Podemos ainda não estar a viver num cenário de ficção científica cheio de máquinas inteligentes, mas os precursores da inteligência artificial (IA) já fazem parte da vida quotidiana de muitas pessoas.
O debate público actual em torno da IA abrange uma vasta gama de áreas, seja do ponto de vista tecnológico ou jurídico. O conceito de ‘inteligência artificial’ inclui tudo, desde algoritmos avançados a machine learning que podem ser usados para analisar, prever e tomar decisões sobre indivíduos, até à hollywoodesca ideia de máquinas autónomas a invadirem cidades e robots assassinos.
Fixando-nos na realidade, hoje já usamos IA em motores de busca, na produção e análise de classificações de crédito, reconhecimento de voz e texto, traduções instantâneas, determinações de seguros, candidaturas a empregos, veículos autónomos, justiça criminal, e muito mais.
Com o desenvolvimento contínuo do machine learning e o aumento do uso de algoritmos, o papel da inteligência artificial nas nossas vidas diárias também aumentará. Mas estamos prontos para isso? Como estão os governos, nomeadamente a Europa, a abordar essa transformação?
IA para a humanidade: um conceito promissor
Nos últimos anos, de Paris a Moscovo, de Washington a Pequim, os líderes mundiais têm-se envolvido numa corrida frenética à inteligência artificial. De acordo com o presidente russo Vladimir Putin, o país que liderar a IA «governará o mundo».
Na União Europeia, os decisores temem ficar atrás da China e dos Estados Unidos no investimento em inteligência artificial. Como resultado, os países têm vindo a encorajar as empresas a abrirem centros de IA na União Europeia, incentivando investimentos em pesquisa e inovação neste campo. A estratégia da UE em matéria de inteligência artificial visa aumentar a capacidade industrial e tecnológica da União Europeia através de apoio financeiro público e privado.
Embora o objectivo seja aumentar o investimento em IA para pelo menos vinte mil milhões de euros até 2020, a Comissão Europeia começou por aumentar o seu financiamento do programa de pesquisa e inovação Horizonte 2020 em 1,5 mil milhões para o período 2018-202. Adicionalmente, a UE espera desbloquear 2,5 mil milhões de euros de financiamento em parcerias público-privadas, em área como big data e robótica. Por último, a Europa tem vindo a tomar medidas legislativas e financeiras adicionais para incentivar os investimentos do sector privado na investigação em IA.
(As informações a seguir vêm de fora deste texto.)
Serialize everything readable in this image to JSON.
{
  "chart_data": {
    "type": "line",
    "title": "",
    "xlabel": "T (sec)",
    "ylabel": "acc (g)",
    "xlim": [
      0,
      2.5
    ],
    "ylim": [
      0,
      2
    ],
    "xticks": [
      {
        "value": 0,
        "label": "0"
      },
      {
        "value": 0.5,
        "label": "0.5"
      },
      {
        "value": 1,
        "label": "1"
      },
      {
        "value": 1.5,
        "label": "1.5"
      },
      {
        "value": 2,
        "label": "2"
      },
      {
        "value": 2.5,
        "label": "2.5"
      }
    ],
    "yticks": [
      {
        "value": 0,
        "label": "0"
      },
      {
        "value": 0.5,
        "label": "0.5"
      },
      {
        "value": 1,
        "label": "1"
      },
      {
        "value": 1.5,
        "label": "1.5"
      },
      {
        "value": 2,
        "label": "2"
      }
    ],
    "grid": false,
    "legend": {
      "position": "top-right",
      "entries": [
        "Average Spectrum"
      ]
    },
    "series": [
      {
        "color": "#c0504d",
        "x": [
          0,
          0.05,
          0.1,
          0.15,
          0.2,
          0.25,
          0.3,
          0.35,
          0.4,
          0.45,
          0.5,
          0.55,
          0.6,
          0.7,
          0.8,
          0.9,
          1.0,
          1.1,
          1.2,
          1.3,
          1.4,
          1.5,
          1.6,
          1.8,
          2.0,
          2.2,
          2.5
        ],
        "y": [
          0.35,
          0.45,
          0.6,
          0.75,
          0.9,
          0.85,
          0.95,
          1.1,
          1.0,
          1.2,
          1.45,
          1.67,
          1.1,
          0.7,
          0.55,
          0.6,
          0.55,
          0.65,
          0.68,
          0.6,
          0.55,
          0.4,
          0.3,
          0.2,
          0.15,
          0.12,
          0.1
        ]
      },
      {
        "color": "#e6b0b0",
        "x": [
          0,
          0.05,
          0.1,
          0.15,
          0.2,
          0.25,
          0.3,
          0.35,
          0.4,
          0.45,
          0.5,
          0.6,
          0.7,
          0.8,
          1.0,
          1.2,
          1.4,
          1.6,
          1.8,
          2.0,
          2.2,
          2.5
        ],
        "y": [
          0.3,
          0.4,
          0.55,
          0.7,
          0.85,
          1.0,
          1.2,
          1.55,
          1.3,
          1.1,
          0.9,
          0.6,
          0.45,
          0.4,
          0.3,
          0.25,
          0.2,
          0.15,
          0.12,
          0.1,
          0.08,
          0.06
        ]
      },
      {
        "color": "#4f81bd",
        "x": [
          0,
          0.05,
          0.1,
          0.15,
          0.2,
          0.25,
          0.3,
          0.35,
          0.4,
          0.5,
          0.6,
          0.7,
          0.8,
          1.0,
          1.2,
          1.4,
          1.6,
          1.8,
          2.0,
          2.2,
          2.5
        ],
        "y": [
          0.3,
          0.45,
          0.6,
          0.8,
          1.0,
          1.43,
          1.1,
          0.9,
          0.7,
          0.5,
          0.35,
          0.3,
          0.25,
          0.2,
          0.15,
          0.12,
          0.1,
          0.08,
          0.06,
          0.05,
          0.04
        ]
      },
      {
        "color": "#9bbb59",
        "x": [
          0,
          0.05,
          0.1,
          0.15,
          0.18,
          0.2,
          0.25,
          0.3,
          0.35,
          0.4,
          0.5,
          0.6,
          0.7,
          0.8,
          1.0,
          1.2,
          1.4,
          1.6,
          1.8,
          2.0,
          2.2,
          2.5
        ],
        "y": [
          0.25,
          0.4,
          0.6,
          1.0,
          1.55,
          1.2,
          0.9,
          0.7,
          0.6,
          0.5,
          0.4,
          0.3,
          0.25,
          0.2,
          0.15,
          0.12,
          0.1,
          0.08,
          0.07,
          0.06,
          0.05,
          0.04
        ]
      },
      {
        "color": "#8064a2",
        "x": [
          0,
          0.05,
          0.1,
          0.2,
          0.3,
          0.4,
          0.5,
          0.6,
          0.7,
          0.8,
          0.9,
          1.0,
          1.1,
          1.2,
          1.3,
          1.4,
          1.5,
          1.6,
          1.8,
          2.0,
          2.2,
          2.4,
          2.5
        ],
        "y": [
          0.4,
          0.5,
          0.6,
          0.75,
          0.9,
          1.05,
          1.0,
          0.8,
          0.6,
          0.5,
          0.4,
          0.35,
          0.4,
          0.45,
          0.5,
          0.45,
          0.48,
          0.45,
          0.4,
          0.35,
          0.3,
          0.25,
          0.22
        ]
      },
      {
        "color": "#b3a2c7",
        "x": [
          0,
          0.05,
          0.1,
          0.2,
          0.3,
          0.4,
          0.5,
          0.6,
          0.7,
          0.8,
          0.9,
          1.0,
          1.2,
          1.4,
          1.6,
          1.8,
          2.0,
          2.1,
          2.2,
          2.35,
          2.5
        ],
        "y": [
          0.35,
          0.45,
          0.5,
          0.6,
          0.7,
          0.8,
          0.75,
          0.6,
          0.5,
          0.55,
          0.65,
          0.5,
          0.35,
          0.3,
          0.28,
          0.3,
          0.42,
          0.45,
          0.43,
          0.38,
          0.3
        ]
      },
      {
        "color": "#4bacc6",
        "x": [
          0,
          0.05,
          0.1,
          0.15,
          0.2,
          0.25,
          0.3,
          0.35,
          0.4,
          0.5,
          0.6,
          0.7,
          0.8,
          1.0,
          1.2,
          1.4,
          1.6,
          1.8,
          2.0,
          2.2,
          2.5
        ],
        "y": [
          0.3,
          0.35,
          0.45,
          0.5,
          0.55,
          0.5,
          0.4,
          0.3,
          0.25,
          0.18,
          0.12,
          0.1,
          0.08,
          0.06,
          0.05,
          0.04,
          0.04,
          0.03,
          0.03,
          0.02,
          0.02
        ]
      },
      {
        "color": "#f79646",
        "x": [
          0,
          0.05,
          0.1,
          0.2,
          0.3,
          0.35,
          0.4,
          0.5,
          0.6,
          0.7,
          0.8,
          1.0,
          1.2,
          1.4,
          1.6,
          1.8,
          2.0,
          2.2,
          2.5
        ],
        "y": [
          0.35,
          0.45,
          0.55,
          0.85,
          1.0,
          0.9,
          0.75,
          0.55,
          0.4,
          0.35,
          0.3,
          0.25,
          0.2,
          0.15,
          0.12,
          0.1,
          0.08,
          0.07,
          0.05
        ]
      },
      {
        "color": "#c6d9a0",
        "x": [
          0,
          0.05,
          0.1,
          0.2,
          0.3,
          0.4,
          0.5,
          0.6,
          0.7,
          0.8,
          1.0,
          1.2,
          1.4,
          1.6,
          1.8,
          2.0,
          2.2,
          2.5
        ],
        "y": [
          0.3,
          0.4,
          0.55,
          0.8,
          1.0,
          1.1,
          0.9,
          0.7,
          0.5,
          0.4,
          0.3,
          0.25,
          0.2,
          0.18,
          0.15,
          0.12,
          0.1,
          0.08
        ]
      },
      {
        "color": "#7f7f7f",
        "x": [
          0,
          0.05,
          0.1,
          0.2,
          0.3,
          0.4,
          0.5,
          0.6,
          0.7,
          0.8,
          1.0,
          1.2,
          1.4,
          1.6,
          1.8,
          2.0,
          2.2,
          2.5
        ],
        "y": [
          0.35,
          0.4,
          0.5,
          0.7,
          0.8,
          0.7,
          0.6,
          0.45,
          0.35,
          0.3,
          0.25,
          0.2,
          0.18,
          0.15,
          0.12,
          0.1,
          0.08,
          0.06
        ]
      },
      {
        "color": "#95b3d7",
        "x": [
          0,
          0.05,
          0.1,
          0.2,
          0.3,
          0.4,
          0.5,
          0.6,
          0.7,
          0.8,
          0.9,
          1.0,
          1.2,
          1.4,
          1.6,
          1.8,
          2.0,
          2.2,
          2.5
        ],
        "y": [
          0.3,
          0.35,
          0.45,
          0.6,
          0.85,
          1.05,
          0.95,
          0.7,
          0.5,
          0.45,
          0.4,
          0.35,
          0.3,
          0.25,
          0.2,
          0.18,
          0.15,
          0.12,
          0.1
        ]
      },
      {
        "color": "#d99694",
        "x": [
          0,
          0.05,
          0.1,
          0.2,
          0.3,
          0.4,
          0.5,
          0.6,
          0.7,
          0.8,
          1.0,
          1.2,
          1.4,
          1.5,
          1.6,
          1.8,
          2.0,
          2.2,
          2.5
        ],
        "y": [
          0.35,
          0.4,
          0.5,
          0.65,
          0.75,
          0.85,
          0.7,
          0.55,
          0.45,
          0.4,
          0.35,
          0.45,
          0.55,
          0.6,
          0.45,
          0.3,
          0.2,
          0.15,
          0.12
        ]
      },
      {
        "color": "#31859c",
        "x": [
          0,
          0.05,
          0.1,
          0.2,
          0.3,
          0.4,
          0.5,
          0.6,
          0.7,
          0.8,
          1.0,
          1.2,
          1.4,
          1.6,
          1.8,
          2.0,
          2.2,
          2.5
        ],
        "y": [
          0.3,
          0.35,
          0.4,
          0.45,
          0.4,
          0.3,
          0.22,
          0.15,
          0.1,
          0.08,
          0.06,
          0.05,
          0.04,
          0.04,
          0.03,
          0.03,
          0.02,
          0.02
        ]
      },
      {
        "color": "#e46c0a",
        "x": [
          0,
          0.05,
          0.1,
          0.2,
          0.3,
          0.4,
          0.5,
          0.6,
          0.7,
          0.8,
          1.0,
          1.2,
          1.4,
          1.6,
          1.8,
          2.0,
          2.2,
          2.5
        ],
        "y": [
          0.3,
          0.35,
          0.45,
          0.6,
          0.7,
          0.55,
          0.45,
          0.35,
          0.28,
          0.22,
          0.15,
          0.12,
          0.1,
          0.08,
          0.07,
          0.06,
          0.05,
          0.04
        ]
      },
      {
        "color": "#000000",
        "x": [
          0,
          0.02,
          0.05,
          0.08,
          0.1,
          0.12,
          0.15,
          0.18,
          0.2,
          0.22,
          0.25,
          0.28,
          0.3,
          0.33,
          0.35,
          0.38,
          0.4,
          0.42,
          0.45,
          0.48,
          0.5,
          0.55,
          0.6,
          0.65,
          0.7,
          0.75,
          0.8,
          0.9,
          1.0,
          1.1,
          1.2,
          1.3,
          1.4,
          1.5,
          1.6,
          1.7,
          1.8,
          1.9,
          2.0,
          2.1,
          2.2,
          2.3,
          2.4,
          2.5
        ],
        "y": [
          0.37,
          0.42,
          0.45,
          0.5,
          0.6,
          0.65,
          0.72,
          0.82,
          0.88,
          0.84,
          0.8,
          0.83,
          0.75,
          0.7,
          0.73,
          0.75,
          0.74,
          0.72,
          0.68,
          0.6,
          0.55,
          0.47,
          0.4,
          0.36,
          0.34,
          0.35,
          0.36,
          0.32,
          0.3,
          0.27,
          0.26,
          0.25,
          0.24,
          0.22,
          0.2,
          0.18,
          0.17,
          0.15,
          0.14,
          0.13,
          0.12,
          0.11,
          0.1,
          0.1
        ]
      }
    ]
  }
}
Mas, com todo este dilúvio de informação, financiamento e desde logo encorajamento à inovação neste sector, há uma dúvida que parece assolar a mente dos especialistas: que tipo de IA realmente queremos para nossas sociedades? «Não devemos apressar a adopção da IA simplesmente por uma questão de inovação. Nem toda a inovação significa ‘progresso’ para a sociedade, principalmente se os seus impactos não forem considerados com cautela e, se necessário, mitigados», explicou à businessIT o sociólogo Alberto Dias Mendes.
Nos Estados Unidos, as empresas de tecnologia estão a fazer investimentos maciços em IA, mas as recentes violações de dados e escândalos relacionados ao uso indevido de dados, do Equifax ao Facebook, mostram claramente os perigos de avançar sem uma protecção abrangente de dados e estrutura de privacidade. «Sem a base certa, há um risco tangível de que a tecnologia de inteligência artificial desenvolvida nos Estados Unidos viole os direitos fundamentais dos indivíduos», garante o sociólogo. «Também precisamos de considerar cuidadosamente os resultados que desejamos do uso de processos automatizados. Queremos usar esses processos para aumentar a produtividade, garantir a precisão ou garantir a não discriminação?».
Tomemos como exemplo o uso de algoritmos nos EUA para procedimentos de justiça criminal. Ao serem presos no sistema americano, é comum que os suspeitos recebam uma pontuação destinada a prever a probabilidade de cometerem um crime no futuro. Um dos sistemas mais commumente usado foi desenvolvido por uma empresa chamada COMPAS, o Correctional Offender Management Profiling for Alternative Sanctions. A pontuação de “avaliação de risco” que o sistema COMPAS fornece é usada para suportar as decisões sobre se um suspeito pode ser libertado em cada fase do processo de justiça criminal. Uma investigação da ProPublica revelou que o sistema tem um viés racial distinto, já que sinaliza falsamente os réus negros como futuros criminosos quase duas vezes mais que os réus brancos.
Ao mesmo tempo, os réus brancos foram erroneamente rotulados como de baixo risco com mais frequência do que os réus negros. O método de pontuação e o desenho do sistema podem ter tornado o sistema de tribunais criminais mais “produtivo” ao limitar o número de casos que vão a julgamento, mas esse benefício parece vir às custas da equidade, justiça e igualdade.